Currently, you have the potential to save Rs.22,000 per month. Assuming you can continue to save this amount for the next four years, the total principal amount accumulated is Rs.10.56 lakh. Do keep in mind that here interest rate is the variable factor. This will depend on the asset allocation, i.e., portfolio mix spread across various asset classes. Typically, debt assets can generate a return equal to inflation rate, of let us say 8%, and for equity assets we can consider an average return of 13% over a four-year period for the time being. Being volatile in nature, equity asset class can generate even more or less, and that is why we call it a volatile asset class. The deciding factor to create the allocation will be your risk appetite, which will determine how much risk can be taken. At the same time, the need of corpus in four years should also be kept in mind.
If you are conservative or want to be conservative, then invest in 100% debt securities, with a targeted return of 8%. The net worth after four years will be Rs.12.48 lakh. As a moderate investor, you may consider capping equity exposure at 30% and the remaining 70% can be invested in debt assets.

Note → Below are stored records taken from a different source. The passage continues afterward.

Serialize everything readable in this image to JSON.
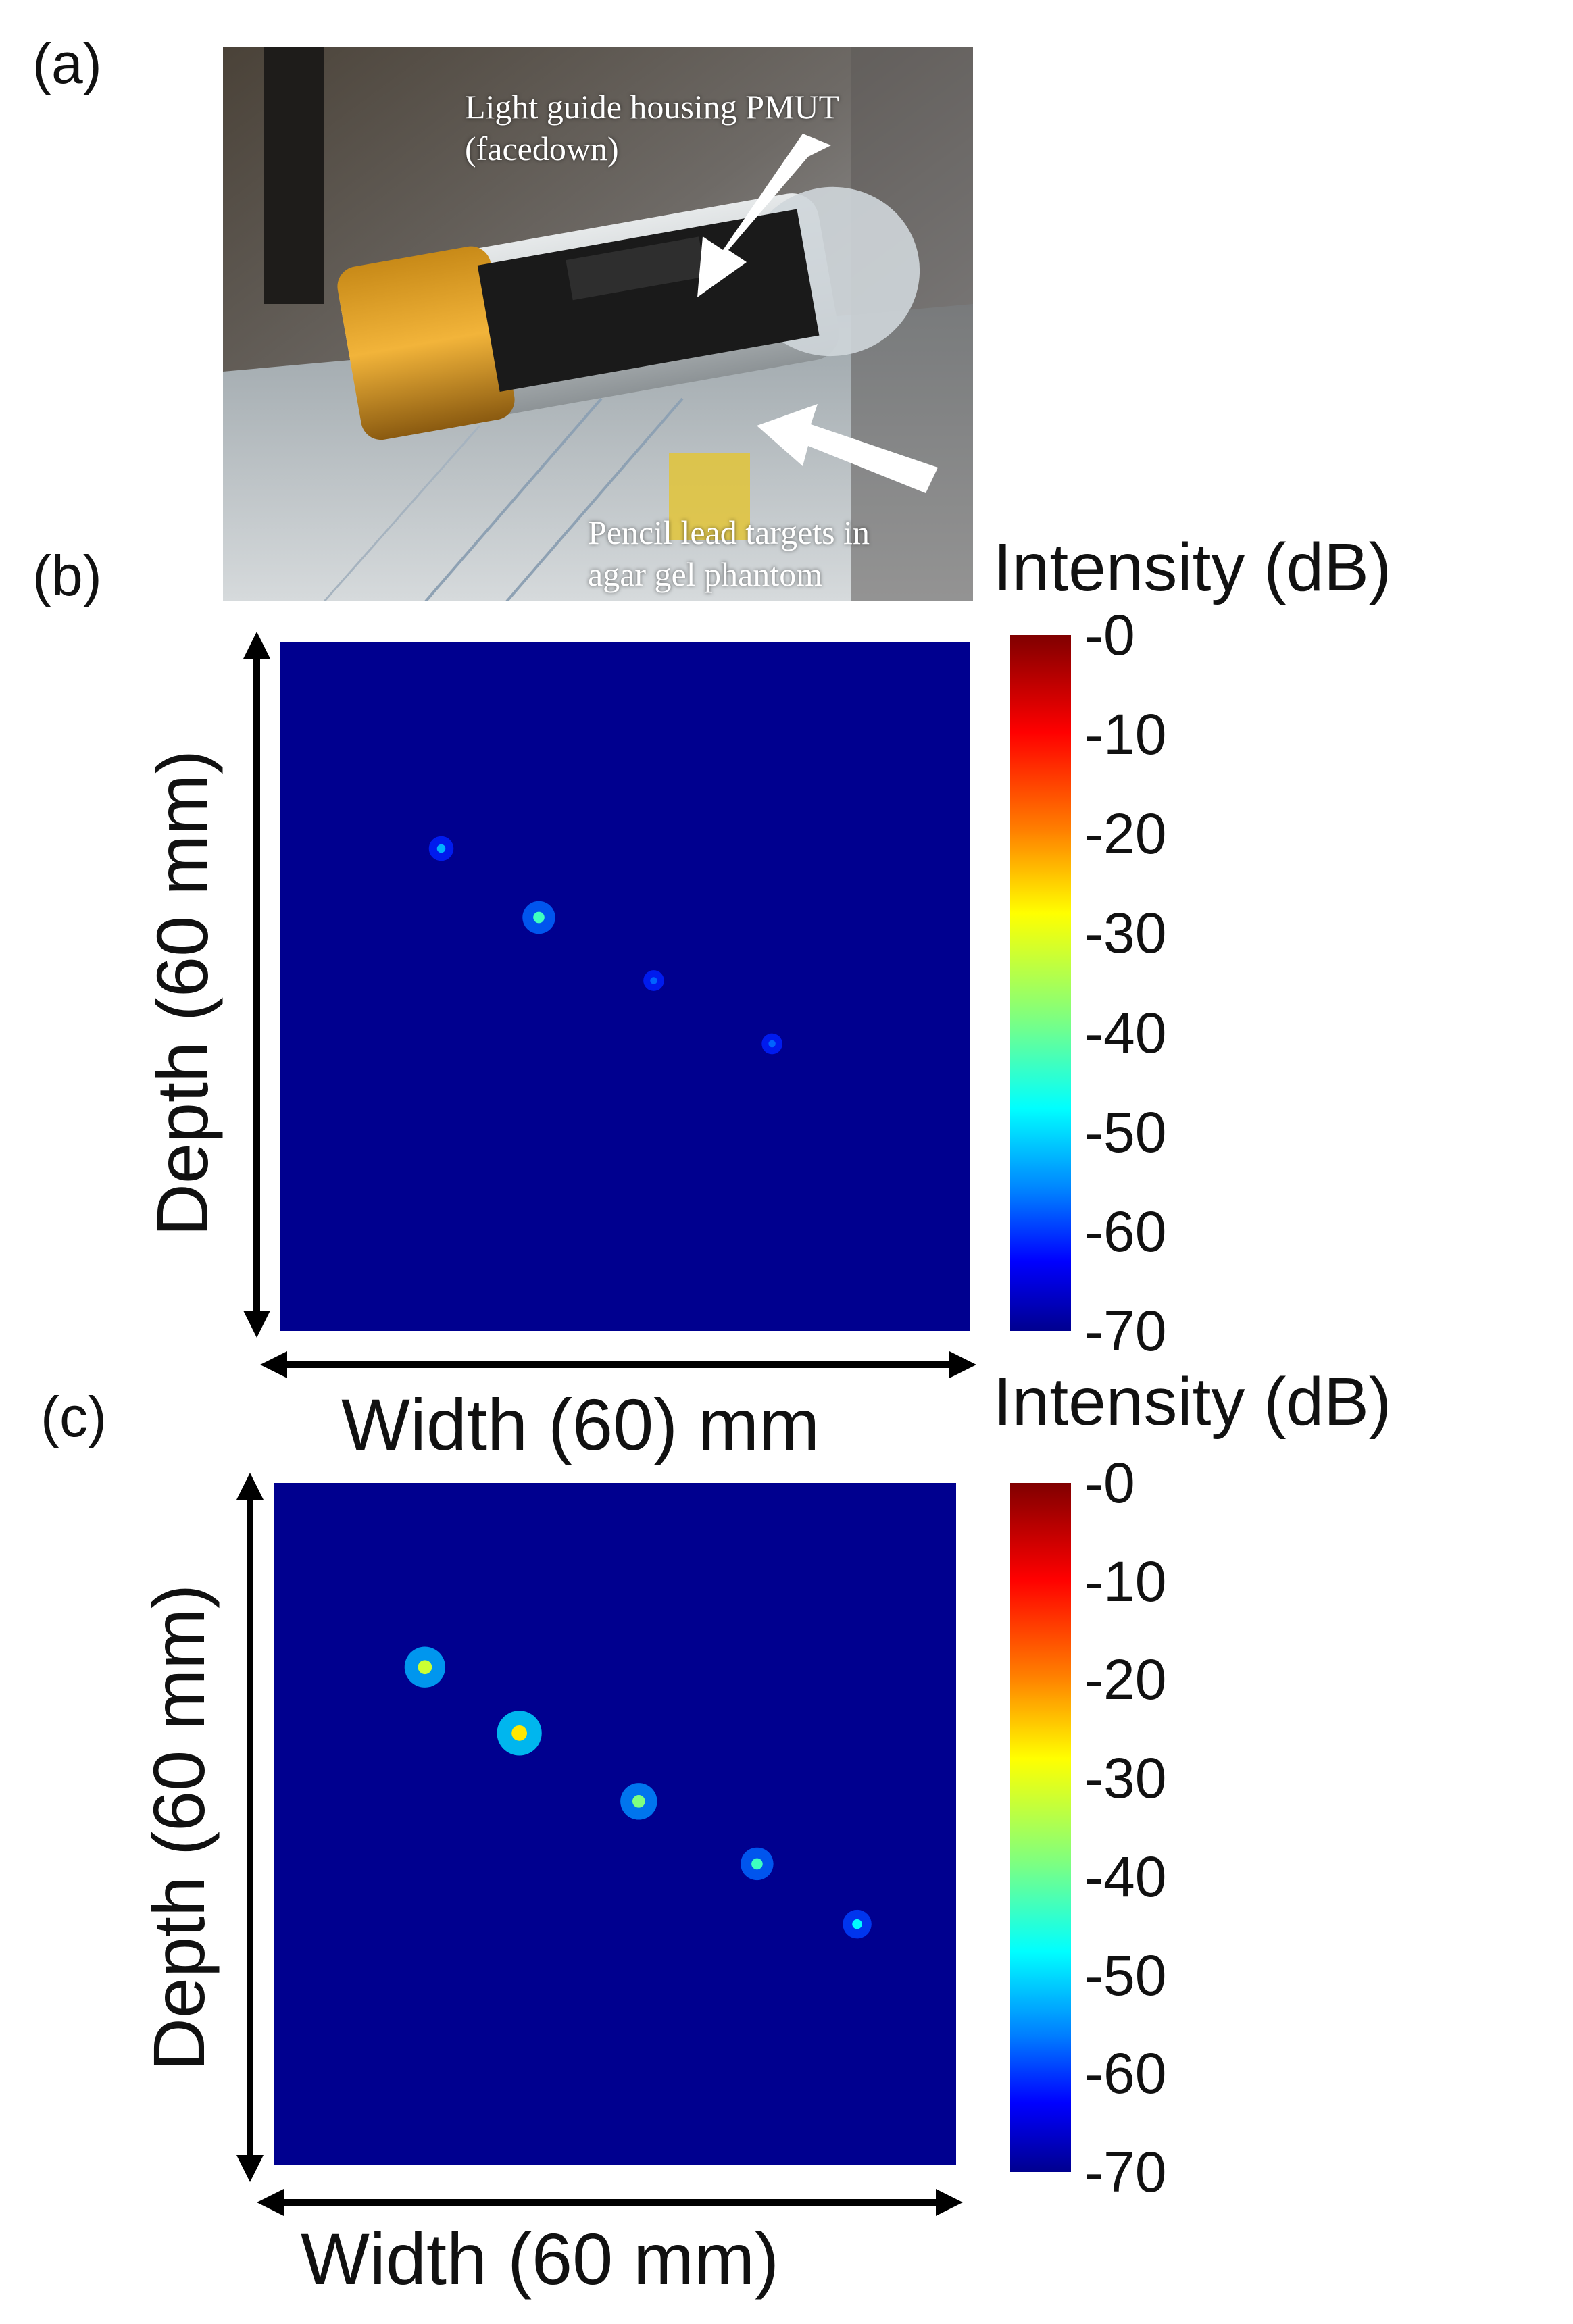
{
  "panels": {
    "a": {
      "label": "(a)",
      "photo": {
        "annotation_top": [
          "Light guide housing PMUT",
          "(facedown)"
        ],
        "annotation_bottom": [
          "Pencil lead targets in",
          "agar gel phantom"
        ]
      }
    },
    "b": {
      "label": "(b)",
      "ylabel": "Depth (60 mm)",
      "xlabel": "Width (60) mm",
      "colorbar_title": "Intensity (dB)"
    },
    "c": {
      "label": "(c)",
      "ylabel": "Depth (60 mm)",
      "xlabel": "Width (60 mm)",
      "colorbar_title": "Intensity (dB)"
    }
  },
  "chart_data": [
    {
      "type": "heatmap",
      "panel": "b",
      "xlabel": "Width (60) mm",
      "ylabel": "Depth (60 mm)",
      "colorbar": {
        "label": "Intensity (dB)",
        "range": [
          -70,
          0
        ],
        "ticks": [
          "-0",
          "-10",
          "-20",
          "-30",
          "-40",
          "-50",
          "-60",
          "-70"
        ]
      },
      "background_value": -70,
      "targets": [
        {
          "x": 14.0,
          "y": 18.0,
          "intensity": -50
        },
        {
          "x": 22.5,
          "y": 24.0,
          "intensity": -40
        },
        {
          "x": 32.5,
          "y": 29.5,
          "intensity": -55
        },
        {
          "x": 42.8,
          "y": 35.0,
          "intensity": -55
        }
      ]
    },
    {
      "type": "heatmap",
      "panel": "c",
      "xlabel": "Width (60 mm)",
      "ylabel": "Depth (60 mm)",
      "colorbar": {
        "label": "Intensity (dB)",
        "range": [
          -70,
          0
        ],
        "ticks": [
          "-0",
          "-10",
          "-20",
          "-30",
          "-40",
          "-50",
          "-60",
          "-70"
        ]
      },
      "background_value": -70,
      "targets": [
        {
          "x": 13.3,
          "y": 16.2,
          "intensity": -30
        },
        {
          "x": 21.6,
          "y": 22.0,
          "intensity": -25
        },
        {
          "x": 32.1,
          "y": 28.0,
          "intensity": -35
        },
        {
          "x": 42.5,
          "y": 33.5,
          "intensity": -40
        },
        {
          "x": 51.3,
          "y": 38.8,
          "intensity": -45
        }
      ]
    }
  ]
}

The targeted return then becomes 9.50% resulting in a net worth of Rs.12.89 lakh. Asset allocation of 50% each will generate an average return of 10.50%, and you will be classified as a medium-risk investor. The net worth here becomes Rs.13.17 lakh.
You can create any combination of asset allocation but high exposure to equity, i.e. risk, may not be recommended as you have a financial need to be fulfilled in four years. Only if you are flexible enough and can push this need beyond four years should you consider taking higher exposure to risk.
Further, in the above calculations, we have not considered any increase in your income (and net taxation). An annual increase in income will enable higher savings.
The investments can be started via systematic investment plans on a monthly basis. The debt portfolio can be a combination of short-term mutual funds, and recurring deposits. And the equity portfolio can be a mix of mutual funds—large-cap, multi-cap and balanced funds.